En parlant d’influences, une chose qui frappe d’emblée sur la chanson éponyme qui ouvre l’album, ce sont les influences de groupes comme Meshuggah ou Periphery, et c’est quelque chose qu’on avait un peu retrouvé sur ton second album solo. A quel moment t’es tu penché sur ce style et qu’est-ce qui t’as intéressé là-dedans ?
Pour moi, en fait, c’est juste du metal prog modernisé, dans le sens où les instruments sont accordés plus bas, il y a plus de cordes et où les mises en place sont un peu différentes. Mais pour moi, c’est juste la version 2016/2017 du metal prog qu’il y avait avant. A une période c’était Dream Theater, maintenant ça va être ces groupes-là. Il y a des grosses différences musicalement, notamment un groupe comme Meshuggah, la musique est hyper complexe mais ça reste du quatre-quatre tout le temps, ce sont juste des décalages et tout ça, alors que dans le prog, ce sont des mesures asymétriques et d’autres mises en place. Je ne peux pas dire que j’aime le djent, parce qu’il y a des éléments qui me font carrément chier, mais comme je disais, dans chaque style, je vais puiser ce qui me plaît. Et là, effectivement, j’aime le côté super tight des mises en place de la musique, ce travail guitare-basse-batterie, etc. Donc ça se rapproche du metal prog peut-être comme on l’a connu plutôt avec Dream Theater et Symphony X mais encore plus poussé et plus extrême au niveau de la mise en place et la précision. C’est ce côté-là que j’aime.

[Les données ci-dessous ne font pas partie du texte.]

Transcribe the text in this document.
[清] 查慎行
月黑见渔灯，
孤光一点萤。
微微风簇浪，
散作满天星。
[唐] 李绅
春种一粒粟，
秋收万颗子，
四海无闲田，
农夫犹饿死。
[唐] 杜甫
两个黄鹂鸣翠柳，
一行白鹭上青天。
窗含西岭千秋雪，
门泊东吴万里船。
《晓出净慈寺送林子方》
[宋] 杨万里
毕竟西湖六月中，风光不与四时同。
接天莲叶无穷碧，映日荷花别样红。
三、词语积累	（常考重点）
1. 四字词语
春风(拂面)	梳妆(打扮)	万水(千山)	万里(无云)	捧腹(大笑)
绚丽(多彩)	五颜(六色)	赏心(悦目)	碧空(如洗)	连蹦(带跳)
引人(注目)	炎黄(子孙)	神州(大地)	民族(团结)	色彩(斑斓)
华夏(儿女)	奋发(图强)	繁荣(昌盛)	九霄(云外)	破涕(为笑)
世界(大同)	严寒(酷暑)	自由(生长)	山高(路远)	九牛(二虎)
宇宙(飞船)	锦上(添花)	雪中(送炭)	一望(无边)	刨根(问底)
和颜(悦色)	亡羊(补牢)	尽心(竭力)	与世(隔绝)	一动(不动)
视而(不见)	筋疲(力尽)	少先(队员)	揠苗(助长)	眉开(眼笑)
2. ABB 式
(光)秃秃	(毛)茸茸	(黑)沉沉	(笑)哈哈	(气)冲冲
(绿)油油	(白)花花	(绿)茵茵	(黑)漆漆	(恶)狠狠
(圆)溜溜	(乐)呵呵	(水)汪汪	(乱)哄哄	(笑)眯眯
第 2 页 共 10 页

Parce que c’est très marqué rythmiquement, le côté djent…
Oui et d’ailleurs, c’est aussi le problème du djent, c’est-à-dire que beaucoup de groupes se ressemblent énormément. Mais c’est parce qu’il y a beaucoup de cordes à vide qui sont utilisées, avec des sauts d’octaves, etc., c’est un peu toujours la même technique de rythmique. C’est vraiment propre au style, donc effectivement, dès que tu fais ce genre de choses, ça sonne djent.
Tu disais que des éléments te faisaient chier dans le djent. Quoi par exemple ?
C’est bizarre, je savais que tu allais me poser cette question au moment où je l’ai dit ! [Rires] Le chant émocore, tout ça, ça me gonfle vraiment. Le côté un peu pleureuse… Tant pis si je ne me fais pas de copains, j’assume. Après, effectivement, le fait qu’il ait beaucoup de groupes qui restent sur le côté corde à vide, faire du zéro et muter, et donc tous les riffs sonnent pareils, et qu’au final, les groupes qui pour moi sont vraiment intéressants, il n’y en a pas dix-mille. Mon préféré, c’est Tesseract parce que là, il y a vraiment quelque chose qui se passe, il y a vraiment des ambiances énormes. Haken, qui n’est pas vraiment du djent, qui est plus du prog, mais qui a quand même quelques éléments. Pareil, c’est une musique super riche, que j’aime beaucoup. Periphery, je n’aime pas tout mais pareil, je retrouve certaines ambiances qui sont absolument géniales et des riffs absolument énormes, sans parler de la production qui déchire tout. Et Meshuggah parce que c’est tout simplement, déjà, la base, et que c’est juste la puissance, la noirceur et la violence absolue, et un son énorme. Meshuggah ça reste l’emblème, mais pour moi, ce n’est pas du djent et je pense que pour eux non plus. C’est du metal dans sa forme la plus… meshuggesque ! On ne peut même pas définir.
Sur Archangels In Black on pouvait retrouver une grosse influence de Pantera sur un morceau comme « Fear Circus », là c’est l’influence de Meshuggah qu’on retrouve. N’y a-t-il pas un côté « éponge musicale » chez toi ou bien c’est surtout de la curiosité de t’essayer à différents styles ?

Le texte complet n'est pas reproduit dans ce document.